Так вот, о наших баранах. Я и говорю: от постоянного общения с клиентами, от необходимости вникать в их бредовые переживания у самого крыша потихоньку начинает съезжать. Крайний случай из моей практики: работавший у нас врач, очень хороший врач, понял, что всё. Приехали. Взял бланк путёвки, сам на себя заполнил, сам подписал, сам себе перевозку в психлечебницу заказал. А там повесился. Придёт, верно, и мой час. Проводят меня санитары под белы рученьки в надзорную палату, привяжут к коечке… Интересно, а мыши сходят с ума?
— Люси, скажи, какой он, твой мир?
Рат мечтательно зажмурилась.
— О, это прекрасный, удивительный мир. Представь себе сплошную степь, полную дивных трав и хлебных злаков, над которой никогда не заходит солнце. Дождь идёт только тогда, когда нам это нужно. А живём мы под землёй. Видел бы ты наши города! Это сказочное зрелище даже для ваших грубых людских глаз, уж извини…
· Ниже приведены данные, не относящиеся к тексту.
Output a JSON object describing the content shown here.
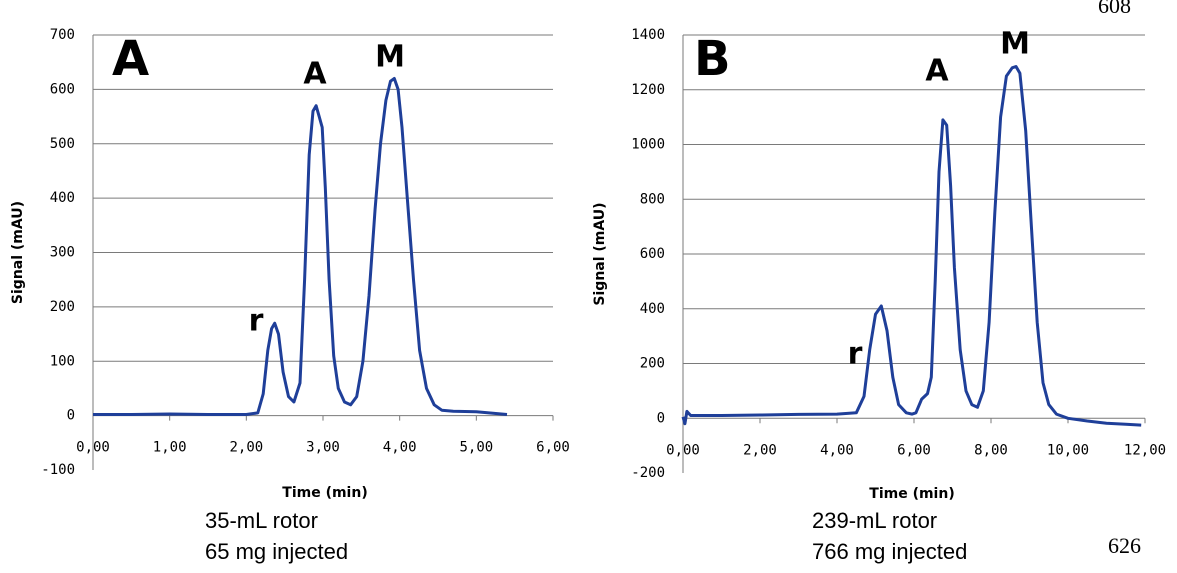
{
  "header_fragment": "608",
  "page_number": "626",
  "chart_data": [
    {
      "type": "line",
      "panel_label": "A",
      "annotations": [
        "r",
        "A",
        "M"
      ],
      "y_label": "Signal (mAU)",
      "x_label": "Time (min)",
      "caption": [
        "35-mL rotor",
        "65 mg injected"
      ],
      "xlim": [
        0,
        6
      ],
      "ylim": [
        -100,
        700
      ],
      "xticks": [
        {
          "value": 0,
          "label": "0,00"
        },
        {
          "value": 1,
          "label": "1,00"
        },
        {
          "value": 2,
          "label": "2,00"
        },
        {
          "value": 3,
          "label": "3,00"
        },
        {
          "value": 4,
          "label": "4,00"
        },
        {
          "value": 5,
          "label": "5,00"
        },
        {
          "value": 6,
          "label": "6,00"
        }
      ],
      "yticks": [
        -100,
        0,
        100,
        200,
        300,
        400,
        500,
        600,
        700
      ],
      "grid": true,
      "color": "#1f3f99",
      "x": [
        0,
        0.5,
        1.0,
        1.5,
        2.0,
        2.15,
        2.22,
        2.28,
        2.33,
        2.37,
        2.42,
        2.48,
        2.55,
        2.62,
        2.7,
        2.76,
        2.82,
        2.87,
        2.91,
        2.95,
        2.99,
        3.03,
        3.08,
        3.14,
        3.2,
        3.28,
        3.36,
        3.44,
        3.52,
        3.6,
        3.68,
        3.75,
        3.82,
        3.88,
        3.93,
        3.98,
        4.03,
        4.1,
        4.18,
        4.26,
        4.35,
        4.45,
        4.55,
        4.7,
        5.0,
        5.4
      ],
      "values": [
        2,
        2,
        3,
        2,
        2,
        5,
        40,
        120,
        160,
        170,
        150,
        80,
        35,
        25,
        60,
        250,
        480,
        560,
        570,
        550,
        530,
        420,
        250,
        110,
        50,
        25,
        20,
        35,
        100,
        220,
        380,
        500,
        580,
        615,
        620,
        600,
        530,
        400,
        250,
        120,
        50,
        20,
        10,
        8,
        7,
        2
      ]
    },
    {
      "type": "line",
      "panel_label": "B",
      "annotations": [
        "r",
        "A",
        "M"
      ],
      "y_label": "Signal (mAU)",
      "x_label": "Time (min)",
      "caption": [
        "239-mL rotor",
        "766 mg injected"
      ],
      "xlim": [
        0,
        12
      ],
      "ylim": [
        -200,
        1400
      ],
      "xticks": [
        {
          "value": 0,
          "label": "0,00"
        },
        {
          "value": 2,
          "label": "2,00"
        },
        {
          "value": 4,
          "label": "4,00"
        },
        {
          "value": 6,
          "label": "6,00"
        },
        {
          "value": 8,
          "label": "8,00"
        },
        {
          "value": 10,
          "label": "10,00"
        },
        {
          "value": 12,
          "label": "12,00"
        }
      ],
      "yticks": [
        -200,
        0,
        200,
        400,
        600,
        800,
        1000,
        1200,
        1400
      ],
      "grid": true,
      "color": "#1f3f99",
      "x": [
        0,
        0.05,
        0.1,
        0.2,
        1,
        2,
        3,
        4,
        4.5,
        4.7,
        4.85,
        5.0,
        5.15,
        5.3,
        5.45,
        5.6,
        5.8,
        5.95,
        6.05,
        6.2,
        6.35,
        6.45,
        6.55,
        6.65,
        6.75,
        6.85,
        6.95,
        7.05,
        7.2,
        7.35,
        7.5,
        7.65,
        7.8,
        7.95,
        8.1,
        8.25,
        8.4,
        8.55,
        8.65,
        8.75,
        8.9,
        9.05,
        9.2,
        9.35,
        9.5,
        9.7,
        10,
        10.5,
        11,
        11.5,
        11.9
      ],
      "values": [
        5,
        -20,
        25,
        10,
        10,
        12,
        14,
        15,
        20,
        80,
        250,
        380,
        410,
        320,
        150,
        50,
        20,
        15,
        20,
        70,
        90,
        150,
        500,
        900,
        1090,
        1070,
        850,
        550,
        250,
        100,
        50,
        40,
        100,
        350,
        750,
        1100,
        1250,
        1280,
        1285,
        1260,
        1050,
        700,
        350,
        130,
        50,
        15,
        0,
        -10,
        -18,
        -22,
        -25
      ]
    }
  ]
}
Мышка закрыла глазки лапками. Похоже, она плакала. Как её утешишь? Где мой мир, мир моего дома и моей семьи, где весёлая возня расшалившихся детей, которые так радостно визжат, встречая папу с дежурства? Дежурство-то бесконечно…
Рация забулькала, захрипела и объявила:
— Зенит Пауль-Борис один-девять, ответь Зениту.
Я нехотя оторвался от насиженного места и поднял трубку:
— Слышит вас один-девять.
— Зенит Пауль-Борис один-девять, для вас работы пока нет. Возвращайтесь, будьте на рации.
— Возвращаемся! — радостно вскричал я. Спать урывками и жрать всухомятку надоело. Хоть на какое-то время кости на топчан бросить, чайку горячего попить.
Люси, слезая с гриба, скептически бормотала под нос невесть кем сложенный стишок:
Отвечал диспетчер сразу:
«Возвращаемся на базу».
Рано ржать довольным смехом
— До неё далёко ехать,
По дороге целый пуд
Вызовов тебе дадут.
Общее настроение поднялось. Нилыч очнулся и включил зажигание. Я вскочил в кабину. Мышка запрыгнула на становящееся привычным для неё место — в карман рубашки. Скрежетнув сцеплением, машина бодренько побежала в сторону базы. Нилыч радовался:
— Нам всего-то один сектор проскочить, городской. Сейчас быстренько с мигалкой пройдём — и, считай, дома.
— Ох, не сглазь!
— Молчу, молчу!
Старенький вездеход торопился изо всех сил, распугивая транспорт и пешеходов огнями проблескового маяка и подвыванием сирены. Кварталы домов сливались в сплошную серую стену.
— Зенит Пьер-Богдан один-девять! — зарокотала рация. — Ответь Зениту! Завизжали тормоза.
— Чёрт тебя за язык таскал! — хором объявили мы Нилычу. — Хрен глазливый!
— Один-девять, попутно обслужите вызовок.